Met name in het deel over het tijdschrift Artforum zijn Thorntons bevindingen flinterdun. Sommige uitspraken zijn ronduit ongeloofwaardig, maar de schrijfster getuigt niet van veel zelfkritiek. Het glossy kunsttijdschrift, dat voor 90% uit advertenties bestaat en volledig afhankelijk is van adverterende galeries, beweert onafhankelijk van de markt te opereren, maar publiceert tegelijkertijd zelden negatieve recensies over galerieshows. Thornton, die zelf regelmatig bijdragen schrijft voor de ‘Scene & Herd’ rubriek op de website van Artforum – een veredelde roddelrubriek die door de hoofdredacteur van het magazine diep wordt veracht – lijkt te zeer bevriend met de uitgevers van het blad om hen kritisch aan de tand te voelen.
Seven Days in the Art World speelt zich niet werkelijk af in zeven dagen, maar beslaat in de periode tussen 2004 en 2007, een periode waarin de markt voor hedendaagse kunst een enorme groei doormaakt en op veilingen het ene record na het andere wordt verbroken. De markt speelt een centrale rol in Thorntons boek. Alles draait om cijfers, geld, macht, power play en status anxiety. Ondanks de op handen zijnde kredietcrisis blaakt de kunstmarkt van het zelfvertrouwen, om niet te zeggen blind narcisme.
De miljonairs en biljonairs die recordbedragen betalen op veilingen lijken in een bubble te leven en zijn zich totaal niet bewust van de realiteit: ‘“At the sales after September eleventh”, explains Juliette, “you had absolutely no sense of the reality of the world outside. None whatsoever. I remember sitting in the sale that November and saying to Jack, ‘We’re going to come out of this room and the Twin Towers will be standing and everything will be good in the world.”’

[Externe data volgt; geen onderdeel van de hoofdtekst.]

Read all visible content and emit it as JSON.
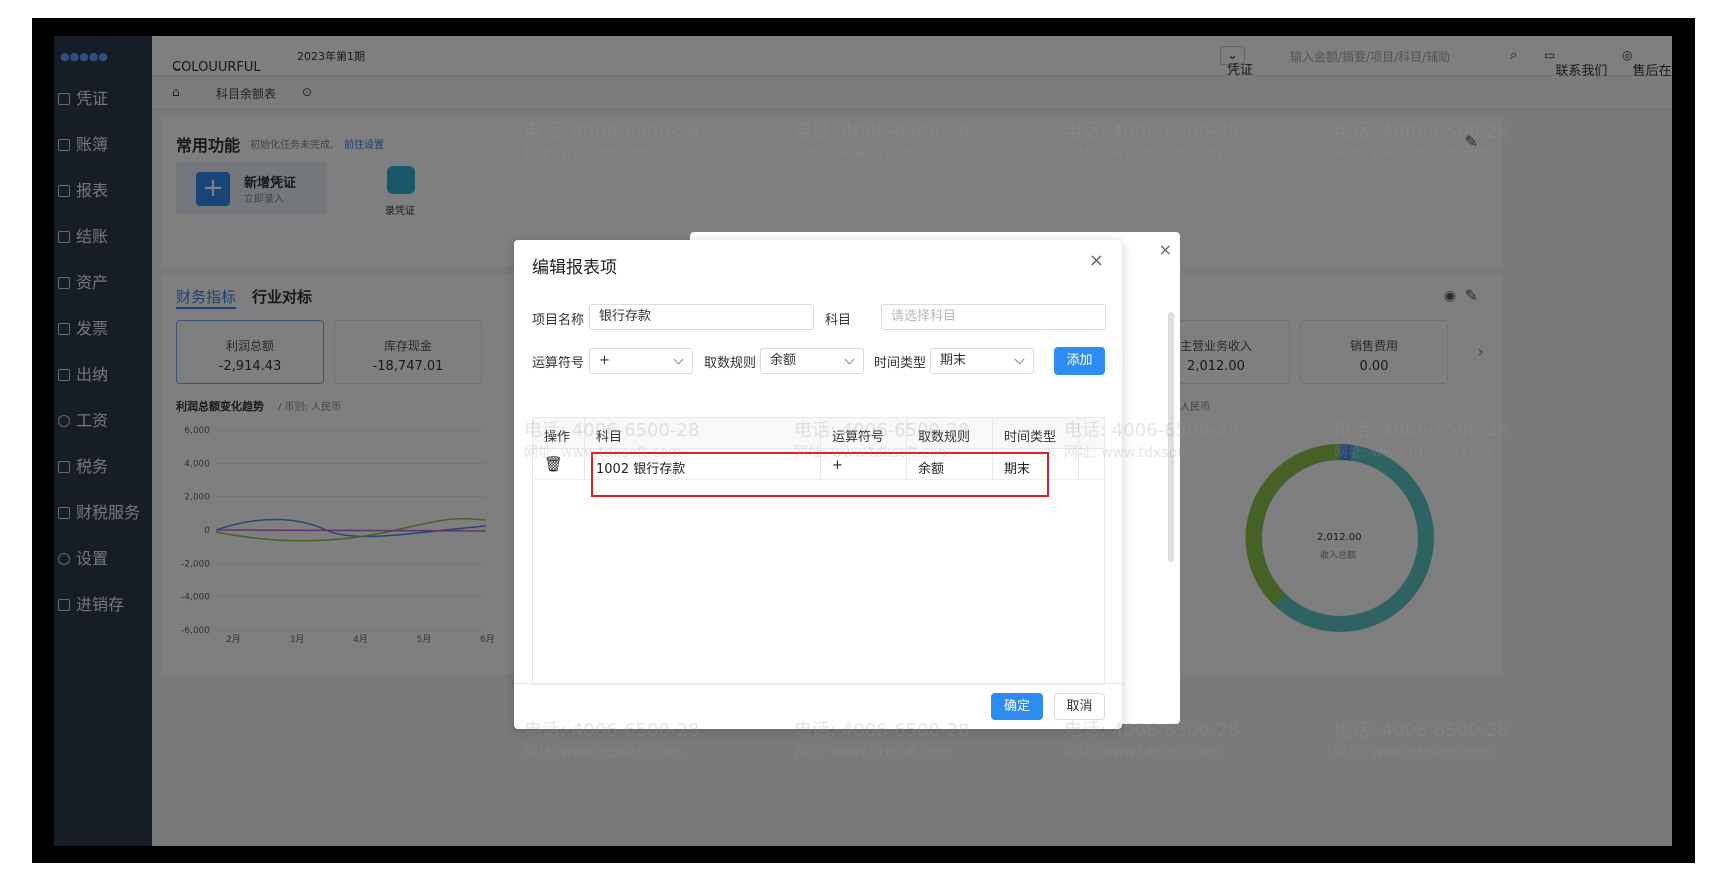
{
  "app": {
    "company": "COLOUURFUL",
    "period": "2023年第1期",
    "search_type": "凭证",
    "search_placeholder": "输入金额/摘要/项目/科目/辅助",
    "contact": "联系我们",
    "service": "售后在线服务"
  },
  "sidebar": {
    "items": [
      {
        "label": "凭证"
      },
      {
        "label": "账簿"
      },
      {
        "label": "报表"
      },
      {
        "label": "结账"
      },
      {
        "label": "资产"
      },
      {
        "label": "发票"
      },
      {
        "label": "出纳"
      },
      {
        "label": "工资"
      },
      {
        "label": "税务"
      },
      {
        "label": "财税服务"
      },
      {
        "label": "设置"
      },
      {
        "label": "进销存"
      }
    ]
  },
  "tabs": {
    "current": "科目余额表"
  },
  "common": {
    "title": "常用功能",
    "tip": "初始化任务未完成,",
    "tip_link": "前往设置",
    "new_voucher": "新增凭证",
    "new_voucher_sub": "立即录入",
    "record_voucher": "录凭证"
  },
  "finance": {
    "tab1": "财务指标",
    "tab2": "行业对标",
    "metrics": [
      {
        "label": "利润总额",
        "value": "-2,914.43"
      },
      {
        "label": "库存现金",
        "value": "-18,747.01"
      },
      {
        "label": "主营业务收入",
        "value": "2,012.00"
      },
      {
        "label": "销售费用",
        "value": "0.00"
      }
    ],
    "trend_title": "利润总额变化趋势",
    "trend_unit": "/ 币别: 人民币",
    "right_unit": "/ 币别: 人民币",
    "donut_value": "2,012.00",
    "donut_label": "收入总额"
  },
  "chart_data": {
    "type": "line",
    "title": "利润总额变化趋势",
    "categories": [
      "2月",
      "3月",
      "4月",
      "5月",
      "6月"
    ],
    "yticks": [
      "6,000",
      "4,000",
      "2,000",
      "0",
      "-2,000",
      "-4,000",
      "-6,000"
    ],
    "ylim": [
      -6000,
      6000
    ]
  },
  "dialog": {
    "title": "编辑报表项",
    "name_label": "项目名称",
    "name_value": "银行存款",
    "subject_label": "科目",
    "subject_placeholder": "请选择科目",
    "operator_label": "运算符号",
    "operator_value": "+",
    "rule_label": "取数规则",
    "rule_value": "余额",
    "time_label": "时间类型",
    "time_value": "期末",
    "add_button": "添加",
    "columns": [
      "操作",
      "科目",
      "运算符号",
      "取数规则",
      "时间类型"
    ],
    "rows": [
      {
        "subject": "1002 银行存款",
        "operator": "+",
        "rule": "余额",
        "time": "期末"
      }
    ],
    "ok": "确定",
    "cancel": "取消"
  },
  "watermark": {
    "phone": "电话: 4006-6500-28",
    "site": "网址: www.tdxsoft.com"
  }
}
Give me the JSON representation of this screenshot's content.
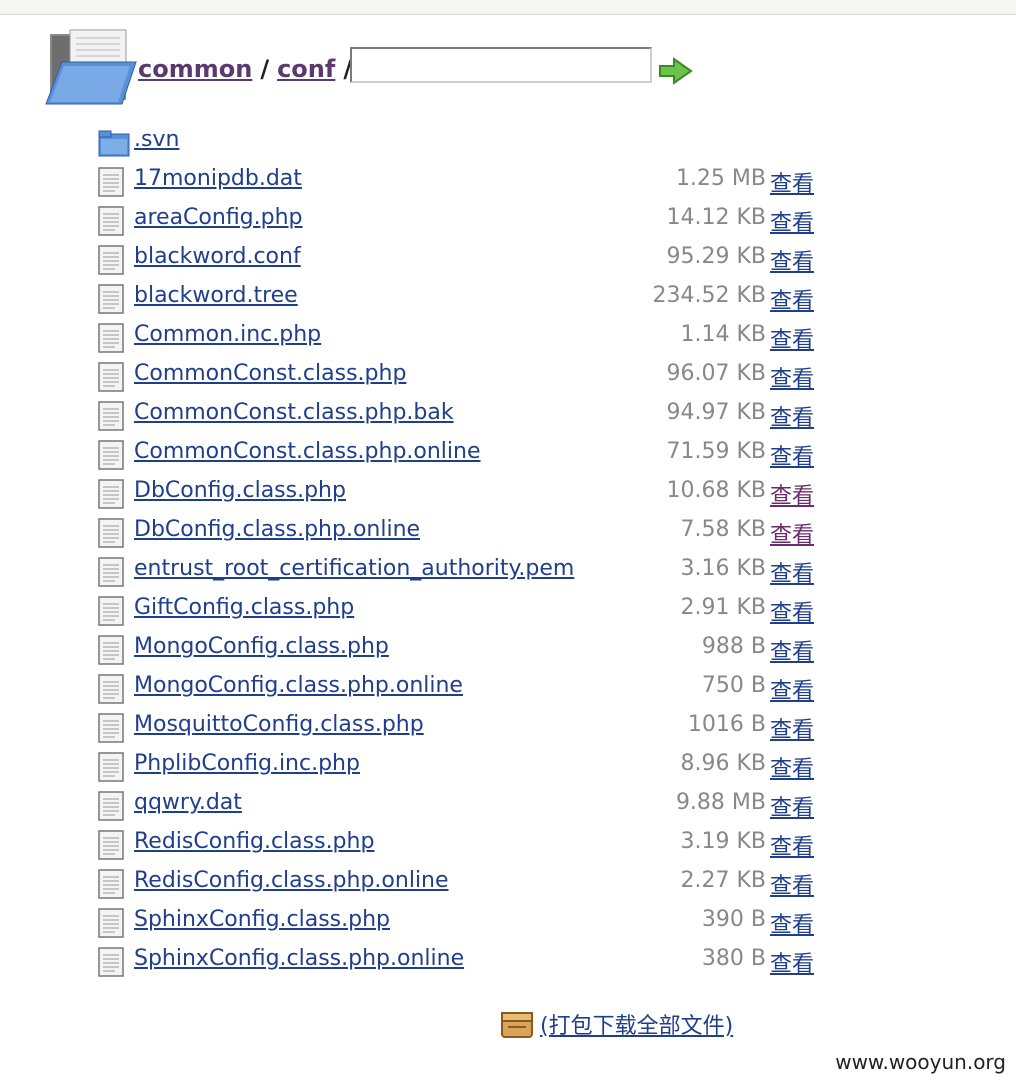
{
  "breadcrumb": {
    "parts": [
      "common",
      "conf"
    ],
    "separator": "/"
  },
  "path_input": {
    "value": ""
  },
  "go_icon": "green-arrow-right-icon",
  "files": [
    {
      "name": ".svn",
      "type": "folder",
      "size": "",
      "view": ""
    },
    {
      "name": "17monipdb.dat",
      "type": "file",
      "size": "1.25 MB",
      "view": "查看"
    },
    {
      "name": "areaConfig.php",
      "type": "file",
      "size": "14.12 KB",
      "view": "查看"
    },
    {
      "name": "blackword.conf",
      "type": "file",
      "size": "95.29 KB",
      "view": "查看"
    },
    {
      "name": "blackword.tree",
      "type": "file",
      "size": "234.52 KB",
      "view": "查看"
    },
    {
      "name": "Common.inc.php",
      "type": "file",
      "size": "1.14 KB",
      "view": "查看"
    },
    {
      "name": "CommonConst.class.php",
      "type": "file",
      "size": "96.07 KB",
      "view": "查看"
    },
    {
      "name": "CommonConst.class.php.bak",
      "type": "file",
      "size": "94.97 KB",
      "view": "查看"
    },
    {
      "name": "CommonConst.class.php.online",
      "type": "file",
      "size": "71.59 KB",
      "view": "查看"
    },
    {
      "name": "DbConfig.class.php",
      "type": "file",
      "size": "10.68 KB",
      "view": "查看",
      "visited": true
    },
    {
      "name": "DbConfig.class.php.online",
      "type": "file",
      "size": "7.58 KB",
      "view": "查看",
      "visited": true
    },
    {
      "name": "entrust_root_certification_authority.pem",
      "type": "file",
      "size": "3.16 KB",
      "view": "查看"
    },
    {
      "name": "GiftConfig.class.php",
      "type": "file",
      "size": "2.91 KB",
      "view": "查看"
    },
    {
      "name": "MongoConfig.class.php",
      "type": "file",
      "size": "988 B",
      "view": "查看"
    },
    {
      "name": "MongoConfig.class.php.online",
      "type": "file",
      "size": "750 B",
      "view": "查看"
    },
    {
      "name": "MosquittoConfig.class.php",
      "type": "file",
      "size": "1016 B",
      "view": "查看"
    },
    {
      "name": "PhplibConfig.inc.php",
      "type": "file",
      "size": "8.96 KB",
      "view": "查看"
    },
    {
      "name": "qqwry.dat",
      "type": "file",
      "size": "9.88 MB",
      "view": "查看"
    },
    {
      "name": "RedisConfig.class.php",
      "type": "file",
      "size": "3.19 KB",
      "view": "查看"
    },
    {
      "name": "RedisConfig.class.php.online",
      "type": "file",
      "size": "2.27 KB",
      "view": "查看"
    },
    {
      "name": "SphinxConfig.class.php",
      "type": "file",
      "size": "390 B",
      "view": "查看"
    },
    {
      "name": "SphinxConfig.class.php.online",
      "type": "file",
      "size": "380 B",
      "view": "查看"
    }
  ],
  "download_all": {
    "label": "(打包下载全部文件)",
    "icon": "archive-box-icon"
  },
  "watermark": "www.wooyun.org",
  "colors": {
    "link": "#1f3e8c",
    "visited": "#6a2c6e",
    "size": "#888888"
  }
}
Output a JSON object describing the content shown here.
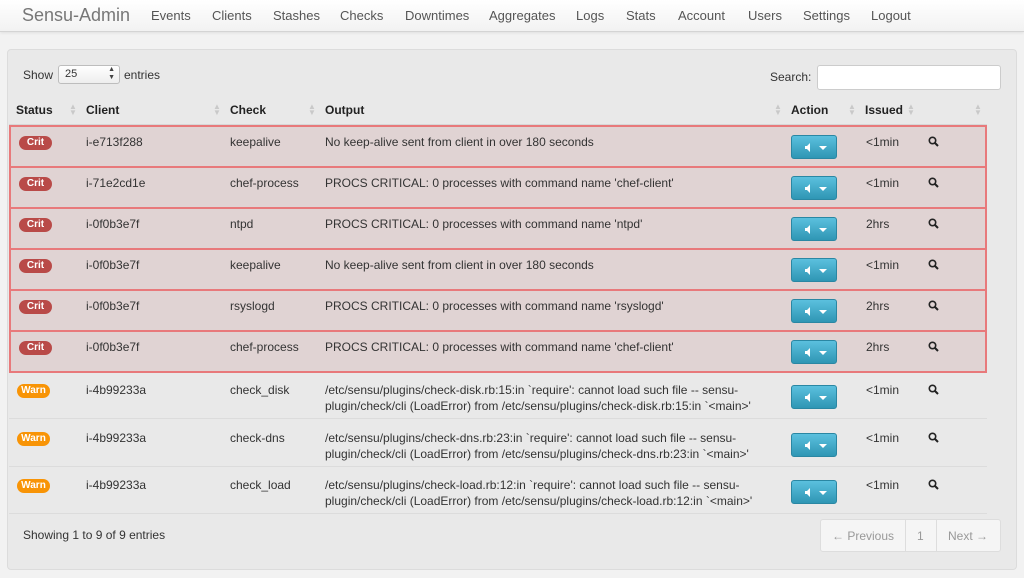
{
  "app": {
    "brand": "Sensu-Admin",
    "nav": [
      "Events",
      "Clients",
      "Stashes",
      "Checks",
      "Downtimes",
      "Aggregates",
      "Logs",
      "Stats",
      "Account",
      "Users",
      "Settings",
      "Logout"
    ]
  },
  "table_controls": {
    "show_label": "Show",
    "page_length": "25",
    "entries_label": "entries",
    "search_label": "Search:",
    "search_value": ""
  },
  "columns": [
    "Status",
    "Client",
    "Check",
    "Output",
    "Action",
    "Issued"
  ],
  "events": [
    {
      "status": "Crit",
      "client": "i-e713f288",
      "check": "keepalive",
      "output": "No keep-alive sent from client in over 180 seconds",
      "issued": "<1min"
    },
    {
      "status": "Crit",
      "client": "i-71e2cd1e",
      "check": "chef-process",
      "output": "PROCS CRITICAL: 0 processes with command name 'chef-client'",
      "issued": "<1min"
    },
    {
      "status": "Crit",
      "client": "i-0f0b3e7f",
      "check": "ntpd",
      "output": "PROCS CRITICAL: 0 processes with command name 'ntpd'",
      "issued": "2hrs"
    },
    {
      "status": "Crit",
      "client": "i-0f0b3e7f",
      "check": "keepalive",
      "output": "No keep-alive sent from client in over 180 seconds",
      "issued": "<1min"
    },
    {
      "status": "Crit",
      "client": "i-0f0b3e7f",
      "check": "rsyslogd",
      "output": "PROCS CRITICAL: 0 processes with command name 'rsyslogd'",
      "issued": "2hrs"
    },
    {
      "status": "Crit",
      "client": "i-0f0b3e7f",
      "check": "chef-process",
      "output": "PROCS CRITICAL: 0 processes with command name 'chef-client'",
      "issued": "2hrs"
    },
    {
      "status": "Warn",
      "client": "i-4b99233a",
      "check": "check_disk",
      "output": "/etc/sensu/plugins/check-disk.rb:15:in `require': cannot load such file -- sensu-plugin/check/cli (LoadError) from /etc/sensu/plugins/check-disk.rb:15:in `<main>'",
      "issued": "<1min"
    },
    {
      "status": "Warn",
      "client": "i-4b99233a",
      "check": "check-dns",
      "output": "/etc/sensu/plugins/check-dns.rb:23:in `require': cannot load such file -- sensu-plugin/check/cli (LoadError) from /etc/sensu/plugins/check-dns.rb:23:in `<main>'",
      "issued": "<1min"
    },
    {
      "status": "Warn",
      "client": "i-4b99233a",
      "check": "check_load",
      "output": "/etc/sensu/plugins/check-load.rb:12:in `require': cannot load such file -- sensu-plugin/check/cli (LoadError) from /etc/sensu/plugins/check-load.rb:12:in `<main>'",
      "issued": "<1min"
    }
  ],
  "footer": {
    "info": "Showing 1 to 9 of 9 entries",
    "prev": "← Previous",
    "page": "1",
    "next": "Next →"
  },
  "colors": {
    "crit": "#b94a48",
    "warn": "#f89406",
    "crit_row_border": "#e8797b",
    "action_button": "#2f96b4"
  },
  "icons": {
    "action": "speaker-icon",
    "details": "magnifier-icon"
  }
}
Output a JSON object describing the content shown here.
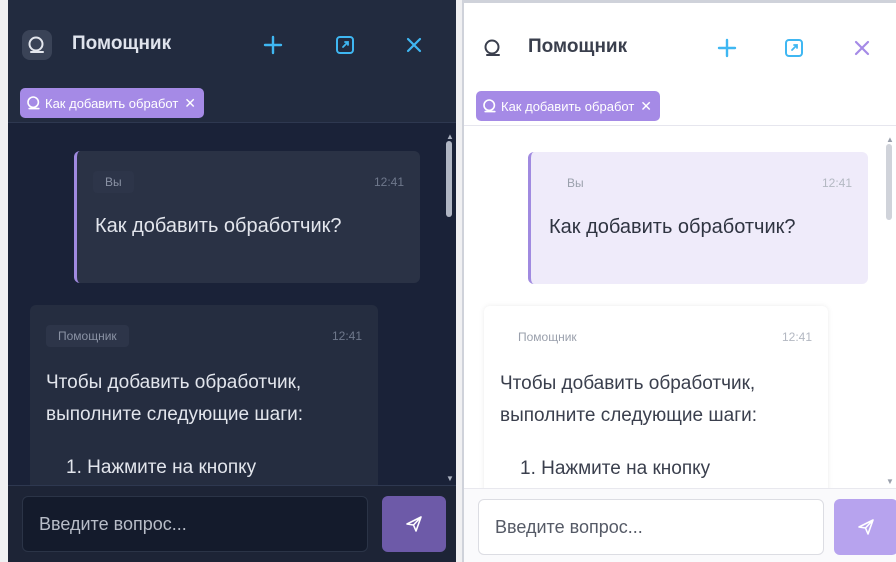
{
  "assistant": {
    "title": "Помощник",
    "chip_label": "Как добавить обработ",
    "chip_close": "✕",
    "close_glyph": "✕",
    "plus_glyph": "+",
    "user_tag": "Вы",
    "bot_tag": "Помощник",
    "user_time": "12:41",
    "bot_time": "12:41",
    "user_message": "Как добавить обработчик?",
    "bot_line1": "Чтобы добавить обработчик,",
    "bot_line2": "выполните следующие шаги:",
    "bot_step1": "1. Нажмите на кнопку",
    "input_placeholder": "Введите вопрос...",
    "icons": [
      "chat-icon",
      "plus-icon",
      "expand-icon",
      "close-icon",
      "send-icon"
    ]
  },
  "themes": {
    "dark": {
      "background": "#1a2238",
      "accent": "#a58ae6",
      "send": "#6d5aa8"
    },
    "light": {
      "background": "#ffffff",
      "accent": "#a58ae6",
      "send": "#b7a3ee"
    }
  }
}
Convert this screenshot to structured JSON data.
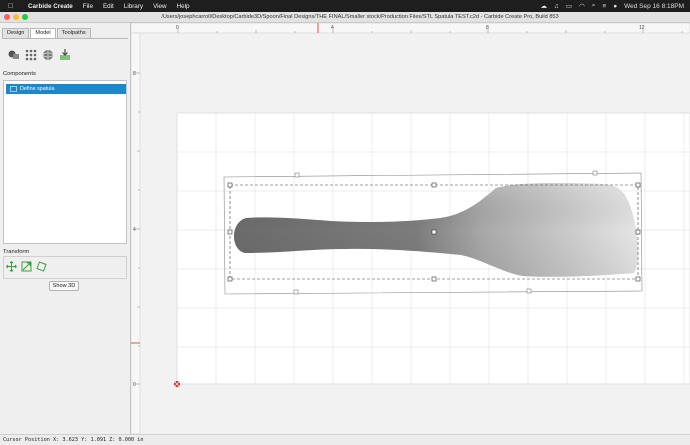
{
  "menubar": {
    "apple": "",
    "app_name": "Carbide Create",
    "menus": [
      "File",
      "Edit",
      "Library",
      "View",
      "Help"
    ],
    "clock": "Wed Sep 16  8:18PM"
  },
  "window": {
    "title": "/Users/josephcarroll/Desktop/Carbide3D/Spoon/Final Designs/THE FINAL/Smaller stock/Production Files/STL Spatula TEST.c2d - Carbide Create Pro, Build 853"
  },
  "panel": {
    "tabs": [
      "Design",
      "Model",
      "Toolpaths"
    ],
    "active_tab": "Model",
    "components_label": "Components",
    "component_items": [
      "Define spatula"
    ],
    "transform_label": "Transform",
    "show3d_label": "Show 3D"
  },
  "ruler": {
    "top_ticks": [
      "0",
      "4",
      "8",
      "12"
    ],
    "left_ticks": [
      "8",
      "4",
      "0"
    ]
  },
  "status": {
    "cursor_text": "Cursor Position X: 3.623 Y: 1.091 Z: 0.000 in"
  },
  "colors": {
    "menubar_bg": "#1e1e1e",
    "selection_blue": "#1d88c9",
    "origin_red": "#e02020"
  }
}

Enfin, de wereld van geld, macht en art stars die Sarah Thornton in haar boek beschrijft, is niet altijd het meest intelligente deel van de kunstwereld. De meer intellectuele onderdelen – zoals de universiteit en de vele seminars die overal ter wereld worden georganiseerd – worden door Thornton helaas overgeslagen. Dat maakt haar boek wat beperkt en behoudend. Een gevoel dat wordt versterkt door het feit dat haar blik wel erg gericht is op de Angelsaksische wereld. De verhalen spelen zich – met uitzondering van het atelierbezoek aan Takashi Murakami in Japan – uitsluitend af in de Verenigde Staten en Europa, terwijl de opkomende markt zich tegenwoordig onmiskenbaar in het Midden– en Verre Oosten bevindt. Het is jammer dat Thornton zo blijft hangen in de ‘oude wereld’ en niet naar Dubai, India of China is getrokken. Hopelijk schrijft ze over een paar jaar een vervolg.
Nina Folkersma is gastcurator bij het S.M.A.K. in Gent en kunstcriticus, Amsterdam.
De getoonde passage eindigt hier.